New push in Lakewood to help victims of domestic abuse

LAKEWOOD, Ohio--  Across Ohio, some domestic violence victims are forced to choose between a roof over their head or calling police for help.

It's just one example of what some advocates describe as archaic nuisance laws across the state and the reason why one Lakewood city councilman is working to fix the issue. Under the city's current law, domestic violence is defined as a nuisance activity.

"It is the worst, one of the worst situations you can find yourself in. You are afraid enough to call the police in many of these circumstances and seek protection," said Lakewood City Councilman Dan O'Malley. "You shouldn't have one more barrier where you're worried that your landlord might declare you a nuisance."
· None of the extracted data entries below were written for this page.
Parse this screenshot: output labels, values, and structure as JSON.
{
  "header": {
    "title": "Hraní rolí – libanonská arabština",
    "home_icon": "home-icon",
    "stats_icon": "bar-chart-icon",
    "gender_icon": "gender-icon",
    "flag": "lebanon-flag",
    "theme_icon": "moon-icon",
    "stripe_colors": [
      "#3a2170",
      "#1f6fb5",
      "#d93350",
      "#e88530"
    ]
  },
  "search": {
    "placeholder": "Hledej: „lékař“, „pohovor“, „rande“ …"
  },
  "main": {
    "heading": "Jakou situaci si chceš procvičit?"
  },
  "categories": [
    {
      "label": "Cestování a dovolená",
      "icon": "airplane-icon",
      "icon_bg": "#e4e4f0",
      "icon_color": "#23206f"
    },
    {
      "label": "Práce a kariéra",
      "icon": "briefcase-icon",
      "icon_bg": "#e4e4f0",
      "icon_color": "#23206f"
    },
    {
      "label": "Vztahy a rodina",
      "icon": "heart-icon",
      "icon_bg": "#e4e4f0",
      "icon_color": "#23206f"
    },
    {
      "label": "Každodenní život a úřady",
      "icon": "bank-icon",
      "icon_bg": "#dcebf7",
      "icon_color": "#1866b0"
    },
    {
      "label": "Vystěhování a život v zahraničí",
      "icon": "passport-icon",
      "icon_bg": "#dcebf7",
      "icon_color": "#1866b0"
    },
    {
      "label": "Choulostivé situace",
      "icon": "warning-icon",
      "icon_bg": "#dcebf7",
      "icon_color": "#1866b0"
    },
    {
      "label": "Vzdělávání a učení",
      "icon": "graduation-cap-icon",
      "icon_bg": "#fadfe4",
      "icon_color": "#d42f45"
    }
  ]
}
O'Malley introduced the ordinance Monday with the aim of making sure victims of domestic violence are never deterred in seeking protection and justice when in danger. The councilman says the city does not currently enforce nuisance laws relating to domestic violence calls. The change comes months after a comprehensive report was authored by Cleveland State University students and faculty.

"Because of our research on nuisance laws with some community partners like the ACLU of Ohio, about seven cities in Cuyahoga County have changed their laws to remove domestic violence," said Marissa Pappas, a CSU graduate student who helped write the report.

Since the report was written last November, Pappas says Lakewood could soon be the eighth city to change their nuisance code. According to the report, nearly 50 Ohio cities have Criminal Activity Nuisance Ordinances (CANOs), that includes more than 20 in Northeast Ohio. Pappas says preliminary data shows many are concentrated in Cuyahoga County.

CANOs can put survivors of domestic violence at a heightened risk of eviction. The report states in some cities more than half of CANO letters are sent in response to domestic violence incidents. Pappas describes how the law can hurt abuse survivors regardless of if they rent or own their home.

"In one case we had a property owner -- she's a survivor of domestic violence-- her boyfriend would come over to her house; that's where the disturbance or attack would happen, and she would receive the nuisance notices saying, 'If you don't clean up your act you're going to face consequences if domestic violence is reported from this household again,'" explained Pappas.

Domestic violence advocates say it's a problem they are all too familiar with and recognize the barriers these laws create for victims trying to escape danger.

"I've worked with victims who have told me, 'My landlord has said, you know, there's too many 911 calls; there's too many domestic violence incidents. They're going to ask me to move,'" said Victoria Grant with the Domestic Violence and Child Advocacy Center in Cleveland.

Grant tells FOX 8, Euclid changed their nuisance laws in 2017 and eliminated domestic violence as a part of the definition.

"I'm so grateful as a victim advocate municipalities are starting to take a look at this, and see that, you know, we need to revisit this law so that we can eliminate those barriers for victims," said Grant. "...As an advocate in Euclid, I've noticed victims feel more free to come forward and call 911."

According to O'Malley, the Lakewood ordinance he introduced could become law in just a matter of months if passed.